Machine learning, and lately generative AI models, are the next frontier of model systems development for businesses. There are already exploratory uses in various fields, including finance, insurance, healthcare, and marketing. However, the successful and safe implementation of these model systems depends on the selection, governance, and quality of the data used to train them.
In this blog post, we will illustrate the importance and process of establishing data governance and data quality prior to building model systems, AI or otherwise, and talk about how these practices set the foundation for higher-quality model systems in high-risk scenarios and regulated industries.
Organizations have processes to ensure that the data used for machine learning is governed and scoped to meet the objective of the model systems. Data controls are specific checks to implement and manage discrete parts of governance. There are several controls that are essential for machine learning model systems.
Regulatory data review involves checking and reviewing input data to ensure compliance with relevant regulations. This process should be done on a regular and repeated schedule.
When done properly, it involves reviewing the data to ensure it meets the necessary regulatory requirements. However, some teams argue that they should build and deploy model systems before validating compliance with regulations, citing that reviews take too long for systems that are experimental and might not make it to deployment. On the contrary, regular and repeated reviews of input data for a model system ensure a certain level of reliability and validation of what data was used to train the model, leading to fewer regulatory concerns about why the model system was built in the first place.
Data governance processes are put in place to ensure that data is organized, stored, categorized, defined, and maintained with lineage. When done at the time of collection, these processes maintain several steps to check for completeness, accuracy, consistency, and cleanliness. It’s also a chance to look for historical gaps. This process should be repeated at a required frequency and after any source data changes that might impact the model system.
Incomplete or missing data will result in the generation of model systems that reflect these discrepancies between the intentions of the model systems and the potential for collected data to be skewed.

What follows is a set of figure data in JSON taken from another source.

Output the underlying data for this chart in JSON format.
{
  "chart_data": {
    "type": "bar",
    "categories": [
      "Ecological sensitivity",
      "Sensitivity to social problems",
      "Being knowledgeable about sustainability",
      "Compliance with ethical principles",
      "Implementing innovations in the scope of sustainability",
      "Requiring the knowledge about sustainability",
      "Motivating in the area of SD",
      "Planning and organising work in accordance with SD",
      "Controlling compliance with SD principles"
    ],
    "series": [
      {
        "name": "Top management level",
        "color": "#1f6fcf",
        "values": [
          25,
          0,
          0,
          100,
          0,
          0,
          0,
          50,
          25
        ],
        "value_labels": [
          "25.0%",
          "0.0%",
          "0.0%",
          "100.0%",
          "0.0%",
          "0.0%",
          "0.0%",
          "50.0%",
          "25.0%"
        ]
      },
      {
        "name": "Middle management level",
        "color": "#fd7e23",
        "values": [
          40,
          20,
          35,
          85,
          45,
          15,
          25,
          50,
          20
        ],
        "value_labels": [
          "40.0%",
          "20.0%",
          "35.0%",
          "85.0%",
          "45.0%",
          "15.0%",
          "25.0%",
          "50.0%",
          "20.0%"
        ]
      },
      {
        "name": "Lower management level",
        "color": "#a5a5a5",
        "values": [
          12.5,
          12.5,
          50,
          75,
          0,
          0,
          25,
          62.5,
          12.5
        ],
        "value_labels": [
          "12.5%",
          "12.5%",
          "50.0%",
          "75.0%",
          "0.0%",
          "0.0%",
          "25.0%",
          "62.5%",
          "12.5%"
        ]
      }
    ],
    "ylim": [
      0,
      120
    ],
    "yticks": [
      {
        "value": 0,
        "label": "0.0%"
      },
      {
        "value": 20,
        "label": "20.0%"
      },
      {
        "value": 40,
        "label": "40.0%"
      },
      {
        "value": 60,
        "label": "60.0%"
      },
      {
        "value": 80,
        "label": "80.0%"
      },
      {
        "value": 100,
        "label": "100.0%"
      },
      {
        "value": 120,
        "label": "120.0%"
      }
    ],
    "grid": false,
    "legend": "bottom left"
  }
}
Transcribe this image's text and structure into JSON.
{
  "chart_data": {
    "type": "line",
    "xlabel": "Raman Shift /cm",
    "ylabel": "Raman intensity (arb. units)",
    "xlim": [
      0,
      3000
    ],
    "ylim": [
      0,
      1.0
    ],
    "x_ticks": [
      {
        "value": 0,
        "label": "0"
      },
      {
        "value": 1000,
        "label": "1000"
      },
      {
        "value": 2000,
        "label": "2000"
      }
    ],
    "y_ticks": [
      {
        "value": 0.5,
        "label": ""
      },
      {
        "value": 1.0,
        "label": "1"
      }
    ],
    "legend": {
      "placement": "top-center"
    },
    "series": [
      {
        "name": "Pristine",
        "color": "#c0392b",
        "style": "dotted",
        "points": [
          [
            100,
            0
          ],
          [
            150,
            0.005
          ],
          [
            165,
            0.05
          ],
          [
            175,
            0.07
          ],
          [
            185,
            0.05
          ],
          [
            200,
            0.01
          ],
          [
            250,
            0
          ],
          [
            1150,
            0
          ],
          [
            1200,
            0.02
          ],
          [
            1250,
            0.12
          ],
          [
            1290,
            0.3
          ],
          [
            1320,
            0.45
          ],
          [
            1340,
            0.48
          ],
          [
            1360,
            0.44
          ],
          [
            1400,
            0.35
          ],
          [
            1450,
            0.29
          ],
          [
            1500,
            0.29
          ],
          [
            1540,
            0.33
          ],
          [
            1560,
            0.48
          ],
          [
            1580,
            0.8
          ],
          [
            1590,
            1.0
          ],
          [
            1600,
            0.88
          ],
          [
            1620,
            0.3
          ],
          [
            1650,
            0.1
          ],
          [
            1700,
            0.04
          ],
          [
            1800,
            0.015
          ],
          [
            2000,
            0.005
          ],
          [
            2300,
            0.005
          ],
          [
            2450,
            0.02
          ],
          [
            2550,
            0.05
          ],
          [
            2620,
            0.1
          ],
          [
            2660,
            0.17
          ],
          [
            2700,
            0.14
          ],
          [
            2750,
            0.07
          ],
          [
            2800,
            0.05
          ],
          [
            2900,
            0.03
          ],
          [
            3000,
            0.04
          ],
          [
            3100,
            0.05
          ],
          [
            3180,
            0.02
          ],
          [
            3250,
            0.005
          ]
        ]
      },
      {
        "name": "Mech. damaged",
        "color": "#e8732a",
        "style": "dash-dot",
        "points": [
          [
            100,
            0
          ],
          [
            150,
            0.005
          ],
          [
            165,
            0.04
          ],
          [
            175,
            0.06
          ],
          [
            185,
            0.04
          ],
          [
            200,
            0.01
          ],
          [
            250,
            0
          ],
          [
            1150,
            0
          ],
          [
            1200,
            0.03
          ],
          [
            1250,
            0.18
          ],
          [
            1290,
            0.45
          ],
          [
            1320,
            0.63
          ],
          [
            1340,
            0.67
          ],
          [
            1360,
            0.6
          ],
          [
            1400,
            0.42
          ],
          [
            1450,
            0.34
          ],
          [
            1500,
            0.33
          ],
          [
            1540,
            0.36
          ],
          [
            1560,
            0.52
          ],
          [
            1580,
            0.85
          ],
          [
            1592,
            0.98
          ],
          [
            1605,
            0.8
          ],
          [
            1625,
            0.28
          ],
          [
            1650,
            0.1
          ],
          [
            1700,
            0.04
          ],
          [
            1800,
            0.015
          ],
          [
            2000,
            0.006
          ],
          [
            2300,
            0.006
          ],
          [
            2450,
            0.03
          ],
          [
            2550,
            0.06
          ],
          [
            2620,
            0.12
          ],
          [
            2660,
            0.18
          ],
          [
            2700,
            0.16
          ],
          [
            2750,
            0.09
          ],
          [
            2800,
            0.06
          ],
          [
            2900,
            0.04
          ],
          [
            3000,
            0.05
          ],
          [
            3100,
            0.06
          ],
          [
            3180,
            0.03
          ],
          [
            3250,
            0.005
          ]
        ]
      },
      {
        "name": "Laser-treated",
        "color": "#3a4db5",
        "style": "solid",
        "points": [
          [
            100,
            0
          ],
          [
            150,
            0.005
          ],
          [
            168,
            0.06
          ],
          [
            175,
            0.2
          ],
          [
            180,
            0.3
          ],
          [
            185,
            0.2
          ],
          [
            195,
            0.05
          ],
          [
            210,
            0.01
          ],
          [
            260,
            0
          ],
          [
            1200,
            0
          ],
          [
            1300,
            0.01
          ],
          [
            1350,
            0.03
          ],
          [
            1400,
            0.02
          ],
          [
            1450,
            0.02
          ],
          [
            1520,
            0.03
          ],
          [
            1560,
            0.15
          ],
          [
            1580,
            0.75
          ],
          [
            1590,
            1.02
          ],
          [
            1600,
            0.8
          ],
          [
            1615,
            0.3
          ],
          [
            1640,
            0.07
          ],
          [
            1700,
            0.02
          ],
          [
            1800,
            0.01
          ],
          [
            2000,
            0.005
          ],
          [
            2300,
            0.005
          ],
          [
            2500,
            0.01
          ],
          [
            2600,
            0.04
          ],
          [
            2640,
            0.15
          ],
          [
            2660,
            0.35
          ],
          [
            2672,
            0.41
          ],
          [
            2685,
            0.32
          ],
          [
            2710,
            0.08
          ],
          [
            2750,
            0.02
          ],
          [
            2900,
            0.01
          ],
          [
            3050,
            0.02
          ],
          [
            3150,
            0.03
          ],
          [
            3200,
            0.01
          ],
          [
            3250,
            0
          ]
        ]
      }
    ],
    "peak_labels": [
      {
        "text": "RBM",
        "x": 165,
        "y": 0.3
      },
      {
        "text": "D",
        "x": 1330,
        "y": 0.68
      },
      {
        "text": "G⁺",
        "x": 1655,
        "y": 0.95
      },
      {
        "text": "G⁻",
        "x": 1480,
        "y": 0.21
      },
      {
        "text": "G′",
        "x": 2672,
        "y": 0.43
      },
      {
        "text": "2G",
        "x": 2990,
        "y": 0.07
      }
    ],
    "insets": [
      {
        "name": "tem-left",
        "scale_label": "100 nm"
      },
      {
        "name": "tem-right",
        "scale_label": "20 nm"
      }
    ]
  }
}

Data bias review involves testing and documenting representative underlying socioeconomic and demographic characteristics. This process should be done on a repeated schedule based on the risk of the model. In some organizations, this process might also be the resulting step of governance during data collection. When protected data sources are reviewed, they should also be reviewed to identify and remediate bias.
Data selection involves ensuring that all data used for machine learning is appropriate and timely for the use case. Business stakeholders and model owners should review the data selection to ensure it supports business intent.
In this sense, you might be wondering about the data that ChatGPT was trained on. OpenAI’s interface accessed tons of public and private data scraped from the internet and fed it to a Large Language Model. General users were not able to perform data control steps, including data selection of their own data to align to the objective and intent of OpenAI’s model use.
For purposes of illustrating the steps to better data and subsequently, high model quality, the risk of not being able to align model input data with your objectives is something to consider as you contemplate using LLMs trained on general public data.
After data has ideally gone through the necessary control steps, a data quality report should be evaluated by the model developers and owners to confirm that the data used for a model is of high quality. A data quality report can be expected to cover validation of:
When models expect all features to be present, missing data can make large swaths of collected data unusable. There have been situations where an amazing model is built, but when applied in the real world, not all features are collected, rendering the model unusable for over 50% of transactions. There are remediation options available for these scenarios such as imputation or further data selection to drop commonly missing features.
Out-of-bounds or range data can cause unexpected model outputs and, in worst-case scenarios, dangerous model outcomes. Models can sometimes retrain themselves over time to match new data, incentivizing adversarial attackers to send intentionally bogus out-of-range data to skew the model to work how they want it to.
It’s important to mention that while checking and correcting for out-of-bounds, data is one prong of prevention against attackers, there are several other factors outside of the scope of data that your risk and compliance teams will want to check for independently. Data quality is an important factor, but not a foolproof plan against attacks on models.
Highly correlated features can cause problems with modeling paradigms that are sensitive to overfitting on repeat columns. It is always best to only keep the best representations when columns are overwhelmingly encoding the same information. Collinearity fundamentally breaks certain model types. Even when it isn't explicitly a problem, it can introduce noise for a model to overfit to.
Data imbalance can cause majority biases, where models become incapable of correctly learning patterns for minority groups in the data. Imagine building a model and being excited to see 85% accuracy on a gender prediction system, but then learning that the data was trained on 85% men in training.
Data governance and data quality are essential for successful machine learning modeling. By understanding the objective for creating a model in the first place and following the necessary processes, we can ensure that the data used for machine learning is of high quality and mitigate unintended biases. This will lead to more accurate models, which can be used to make better decisions in high-risk business decisions and regulated industries.